EPT10 Deauville: Pick a horse any horse - an excursion to another side of Deauville
It is not without precedent for horse to appear in a restaurant in France, but for diners in a particular bistro in Deauville this afternoon, the chevaux came thick and fast--and particularly rare.
The first mixed sale of racehorses for 2014 took place today at Clairefontaine racecourse, 2km from Deauville, and it was a fittingly grand affair. Some of the finest young colts and fillies were led into an auction room adjoining a swanky restaurant inside the grandstand clubhouse. Beneath gold chandeliers hanging from a vaulted roof, diners swilled red wine and ate moules frites, while hoping an accidental beckoning to the waiter didn't buy them more then they bargained for.
As the scattergun patter of the auctioneer described prices sometimes spiralling beyond €30,000, the lots themselves walked careful circuits of a makeshift parade ring, a white disk bearing their catalogue number adhered to their rumps. Only occasionally they jittered, whinnied and performed un-choreographed dressage dances towards the tables, but a sharp tug on the rope attached to the bridle usually brought them back into order--and added another few grand to the price.

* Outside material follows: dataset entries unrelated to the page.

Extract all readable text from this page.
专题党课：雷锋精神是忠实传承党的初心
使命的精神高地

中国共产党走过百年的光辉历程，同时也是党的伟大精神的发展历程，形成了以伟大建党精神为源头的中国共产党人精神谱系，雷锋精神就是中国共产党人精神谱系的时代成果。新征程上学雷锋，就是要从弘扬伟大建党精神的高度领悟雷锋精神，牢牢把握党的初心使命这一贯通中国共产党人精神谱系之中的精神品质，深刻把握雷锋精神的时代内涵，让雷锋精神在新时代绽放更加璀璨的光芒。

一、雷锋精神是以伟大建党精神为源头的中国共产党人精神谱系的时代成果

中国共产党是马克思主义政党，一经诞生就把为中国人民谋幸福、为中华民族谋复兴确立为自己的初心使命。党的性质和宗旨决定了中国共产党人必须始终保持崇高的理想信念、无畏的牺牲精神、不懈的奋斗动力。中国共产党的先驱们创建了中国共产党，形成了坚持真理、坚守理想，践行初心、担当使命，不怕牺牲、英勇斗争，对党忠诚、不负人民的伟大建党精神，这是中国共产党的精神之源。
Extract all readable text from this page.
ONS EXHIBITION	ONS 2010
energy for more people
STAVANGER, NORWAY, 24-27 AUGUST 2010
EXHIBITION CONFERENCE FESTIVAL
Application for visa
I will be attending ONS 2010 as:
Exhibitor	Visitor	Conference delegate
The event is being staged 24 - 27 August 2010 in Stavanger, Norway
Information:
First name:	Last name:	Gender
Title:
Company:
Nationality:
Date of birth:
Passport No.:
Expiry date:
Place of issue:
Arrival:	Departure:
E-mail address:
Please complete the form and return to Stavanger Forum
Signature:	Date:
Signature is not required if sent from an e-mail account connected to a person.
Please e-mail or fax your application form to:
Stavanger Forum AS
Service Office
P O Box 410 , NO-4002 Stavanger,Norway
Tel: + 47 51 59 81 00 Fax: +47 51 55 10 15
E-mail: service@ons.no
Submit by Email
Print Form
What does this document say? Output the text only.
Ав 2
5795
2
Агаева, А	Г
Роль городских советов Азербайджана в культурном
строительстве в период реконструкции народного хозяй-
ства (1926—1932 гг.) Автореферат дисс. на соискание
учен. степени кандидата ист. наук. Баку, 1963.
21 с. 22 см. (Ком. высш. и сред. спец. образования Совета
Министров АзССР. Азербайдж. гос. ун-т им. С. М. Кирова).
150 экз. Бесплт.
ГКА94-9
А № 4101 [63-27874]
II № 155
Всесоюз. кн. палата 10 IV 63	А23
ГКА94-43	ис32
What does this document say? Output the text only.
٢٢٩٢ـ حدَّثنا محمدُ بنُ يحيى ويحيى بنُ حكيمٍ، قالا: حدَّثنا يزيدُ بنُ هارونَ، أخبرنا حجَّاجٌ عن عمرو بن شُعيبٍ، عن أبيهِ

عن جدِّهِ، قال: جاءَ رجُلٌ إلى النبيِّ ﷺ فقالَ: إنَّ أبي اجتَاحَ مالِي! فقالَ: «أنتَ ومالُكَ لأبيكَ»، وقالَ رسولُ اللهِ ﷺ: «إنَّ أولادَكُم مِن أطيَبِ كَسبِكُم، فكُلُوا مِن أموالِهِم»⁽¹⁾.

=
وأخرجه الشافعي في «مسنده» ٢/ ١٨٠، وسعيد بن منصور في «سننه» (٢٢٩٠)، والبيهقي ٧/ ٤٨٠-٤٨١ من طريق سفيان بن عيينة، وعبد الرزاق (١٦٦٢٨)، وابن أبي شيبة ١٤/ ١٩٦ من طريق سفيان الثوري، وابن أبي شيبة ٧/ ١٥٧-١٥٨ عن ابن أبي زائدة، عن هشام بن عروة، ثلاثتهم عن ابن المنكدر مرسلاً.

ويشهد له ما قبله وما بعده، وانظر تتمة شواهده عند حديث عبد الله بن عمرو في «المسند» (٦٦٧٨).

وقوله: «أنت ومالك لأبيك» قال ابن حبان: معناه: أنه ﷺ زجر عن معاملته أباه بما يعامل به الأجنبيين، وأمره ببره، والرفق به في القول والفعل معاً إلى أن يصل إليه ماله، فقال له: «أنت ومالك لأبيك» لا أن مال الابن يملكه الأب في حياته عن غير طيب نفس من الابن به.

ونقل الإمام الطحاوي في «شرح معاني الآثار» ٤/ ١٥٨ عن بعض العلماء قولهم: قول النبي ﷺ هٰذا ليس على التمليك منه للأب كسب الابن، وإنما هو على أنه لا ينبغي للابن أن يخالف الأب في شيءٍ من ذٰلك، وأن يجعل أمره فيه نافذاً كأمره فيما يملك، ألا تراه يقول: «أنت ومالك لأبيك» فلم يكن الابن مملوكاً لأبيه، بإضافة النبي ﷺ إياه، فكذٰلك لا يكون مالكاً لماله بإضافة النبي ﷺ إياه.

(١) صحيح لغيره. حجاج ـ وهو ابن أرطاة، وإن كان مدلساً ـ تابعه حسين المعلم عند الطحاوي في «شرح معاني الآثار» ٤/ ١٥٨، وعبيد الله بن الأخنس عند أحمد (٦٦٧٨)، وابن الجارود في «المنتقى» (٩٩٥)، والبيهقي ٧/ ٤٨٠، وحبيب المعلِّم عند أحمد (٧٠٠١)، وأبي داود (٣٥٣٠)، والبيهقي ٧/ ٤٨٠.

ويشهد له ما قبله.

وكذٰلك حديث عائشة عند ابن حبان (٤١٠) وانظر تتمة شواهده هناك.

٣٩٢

(To this untrained eye, the more skittish the beast the more dizzying the sum it commanded. Bidding started slowly for a feisty grey, for example, but hit €20,000 after it sidestepped alarmingly towards the bowls of moules.)
On the surface, Deauville is a sleepy locale, particularly from November to March, when the summer sun-seekers head elsewhere. But there is a lot more to this place than meets the eye, including an international film festival and two racecourses. The town lies at the centre of France's prime horse-breeding country and potential buyers from around the world had descended for this sale of nearly 130 of the best.
Horse-racing, like high stakes poker, attracts only the biggest bankrolls, but in place of the hoodies and sunglasses of the poker tables, the potential buyers here were kitted out in wax jackets and tweed caps. Instead of a stack of chips for a four or five figure outlay, they got themselves some prime livestock and a multi-year commitment, but a potentially enormous ROI.
Much like our own EPT Live, the action was being reported and live-streamed on France-Sire.com, allowing absent bidders from across the world to join the party. A small army of auctioneers' agents was scattered among the crowd, receiving text messages and phone calls detailing bids. They whooped when they received a bid to alert the main auctioneer and the figures on several banks of TV monitors crept upward.
Meanwhile back on the floor of the restaurant-cum-auction-house-cum-paddock, one hopes the biggest tips went to those carrying the little brooms and shovels. It's a thankless task, but someone has to do it.